Upon arrival at a U.S. reception center, officials from both U.S. and Mexican health departments would check the hands of potential braceros for calluses, repeating a procedure from the selection phase at migratory centers. People would proceed to a series of physical inspections, in which they would undress, and a doctor would examine them for venereal diseases such as syphilis, illness including mental and physical disabilities, and lice. Potential workers would also be x-rayed to test for tuberculosis. Officials washed and sterilized clothing. Another procedure at U.S. reception centers was fumigation: potential braceros, while undressed, would be fumigated with DDT, an insecticide which was banned in the early 1970s due to environmental and health concerns, including carcinogenic and reproductive risks.

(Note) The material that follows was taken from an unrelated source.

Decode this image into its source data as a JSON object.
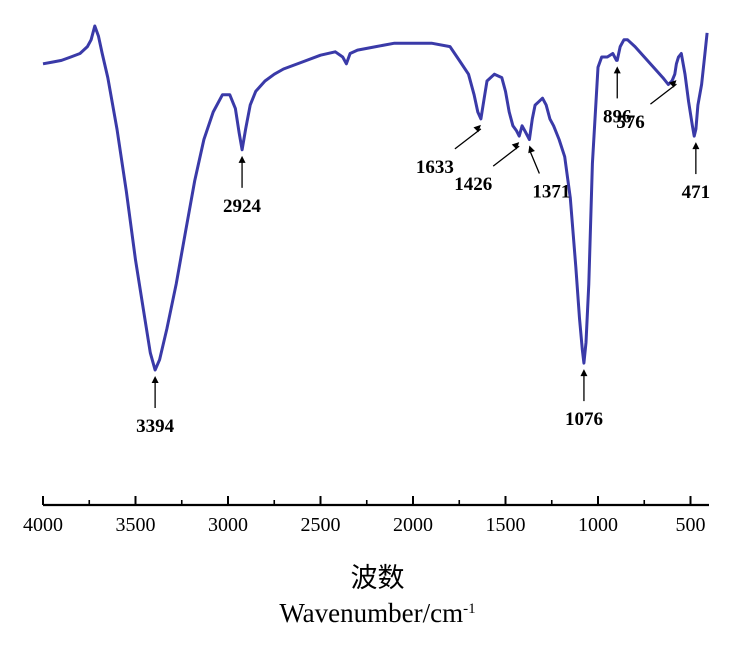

Another phase of selection was inspection by U.S. labor contractors. At U.S. reception centers, potential workers would typically line up and contractors would physically examine and question them. Some contractors reported that they looked for workers that would be deferential rather than subversive. Aspiring braceros would also receive a meal at the U.S. reception centers, where they sat at long tables in dining halls. Afterward men were photographed and assigned a number, and then directed to meet with contractors, who would outline the terms of the labor contract. Workers would receive a second mica, which offered proof that the U.S. government had approved an individual to be part of the bracero labor program.

When workers left the U.S. reception centers, many men would receive a bagged lunch and travel to farms on buses, which were usually old school buses. Some lunches were left behind and were described as virtually inedible. One New York Times article reported on a contractor giving bracero workers dog food.

The Mexican men that did not pass the selection process at U.S. reception centers were sent back to Mexico. Many of them had exhausted their financial resources acquiring the necessary documents to become a bracero worker, so numerous people returned home with little to no money.

== In popular culture ==
The Visalia Opera Company, from a rural area in California, premiered a mariachi opera titled El Bracero in 2014. The opera traces the story of a bracero worker, Noe Prado, and his family and includes a scene on bracero processing. This portion of the opera emphasizes the experience of pesticide showers while being naked. Rosalinda Verde created the opera, infusing knowledge from her grandfather's experience as a bracero worker.